Talk by Dr. David Kappel (CSN Virtual Seminar)
We hereby announce the next talk in the 'CSN Virtual Seminar':
Understanding synaptic dynamics: Structural plasticity and stochastic release
by Dr. David Kappel, Ruhr-Universität Bochum
Abstract
Biological synapses show a high level of seemingly random and very dynamic rewiring and substantial trial-by-trial variability for stochastic release events, suggesting that synapses are highly unreliable and a major source of noise in the brain. These findings are surprising, given how costly synapses are to maintain for an organism. In this talk I will discuss two approaches to uncover the principles by which biological neural circuits reliably perform complex learning tasks despite - or even with the help of - synaptic variability. The first approach incorporates experimental results on the complexity and variability of biological synapses and their rewiring dynamics, and utilizes these mechanisms for automatic self-organization of neural circuits.
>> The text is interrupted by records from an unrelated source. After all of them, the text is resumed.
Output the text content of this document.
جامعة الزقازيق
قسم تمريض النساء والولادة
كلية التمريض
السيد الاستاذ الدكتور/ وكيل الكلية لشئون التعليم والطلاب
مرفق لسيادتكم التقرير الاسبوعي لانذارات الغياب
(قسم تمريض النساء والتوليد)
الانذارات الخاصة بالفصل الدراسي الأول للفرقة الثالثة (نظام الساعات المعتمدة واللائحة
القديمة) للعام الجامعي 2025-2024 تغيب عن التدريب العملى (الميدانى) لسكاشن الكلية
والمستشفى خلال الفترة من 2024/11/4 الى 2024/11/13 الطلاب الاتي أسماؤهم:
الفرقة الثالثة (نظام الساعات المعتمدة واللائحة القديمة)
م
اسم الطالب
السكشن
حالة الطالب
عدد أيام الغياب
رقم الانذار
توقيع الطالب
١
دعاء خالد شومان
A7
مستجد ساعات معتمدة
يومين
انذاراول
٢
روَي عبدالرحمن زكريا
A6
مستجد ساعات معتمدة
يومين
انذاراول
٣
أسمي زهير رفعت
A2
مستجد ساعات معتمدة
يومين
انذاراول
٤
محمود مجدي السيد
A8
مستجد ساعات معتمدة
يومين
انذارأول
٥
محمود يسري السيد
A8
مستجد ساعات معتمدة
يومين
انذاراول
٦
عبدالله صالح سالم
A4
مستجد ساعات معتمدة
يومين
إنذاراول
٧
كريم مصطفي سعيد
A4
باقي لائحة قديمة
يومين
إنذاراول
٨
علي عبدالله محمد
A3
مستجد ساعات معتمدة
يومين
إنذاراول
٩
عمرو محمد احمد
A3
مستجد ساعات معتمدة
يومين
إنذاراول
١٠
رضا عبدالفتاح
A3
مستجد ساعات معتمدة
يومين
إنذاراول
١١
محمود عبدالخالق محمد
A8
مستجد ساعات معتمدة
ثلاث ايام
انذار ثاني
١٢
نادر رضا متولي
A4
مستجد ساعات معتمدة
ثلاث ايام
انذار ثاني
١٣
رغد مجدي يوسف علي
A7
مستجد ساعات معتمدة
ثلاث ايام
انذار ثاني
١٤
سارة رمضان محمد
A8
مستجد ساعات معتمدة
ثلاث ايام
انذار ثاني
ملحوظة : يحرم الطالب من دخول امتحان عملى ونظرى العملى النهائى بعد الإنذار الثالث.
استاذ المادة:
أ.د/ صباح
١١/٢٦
This model allows us to better understand the high variability of synaptic strengths in biology and also provides the basis for an implementation of efficient learning in neuromorphic hardware and bio-inspired learning algorithms. In ongoing work we augment the synaptic dynamics to selectively stabilize synapses and to protect memory items from interference. The comprehensive model links the complex biological mechanisms that govern synaptic efficacy changes to state-of-the-art machine learning. The second approach targets the surprisingly high experimentally found trial-by-trial variability of synaptic release. Here we pursue a top-down approach that describes synaptic dynamics through the goal to minimize the prediction error of future post-synaptic spike sequences, and use this modeling framework to derive learning rules for a recurrent spiking network model. The emerging learning rules are local, resemble experimentally found plasticity mechanisms and promote the formation of stable neural assembly sequences that become active in synchrony with afferent inputs. These results provide new insights to uncover the role of synaptic noise in enabling recurrent spiking networks to self-organize.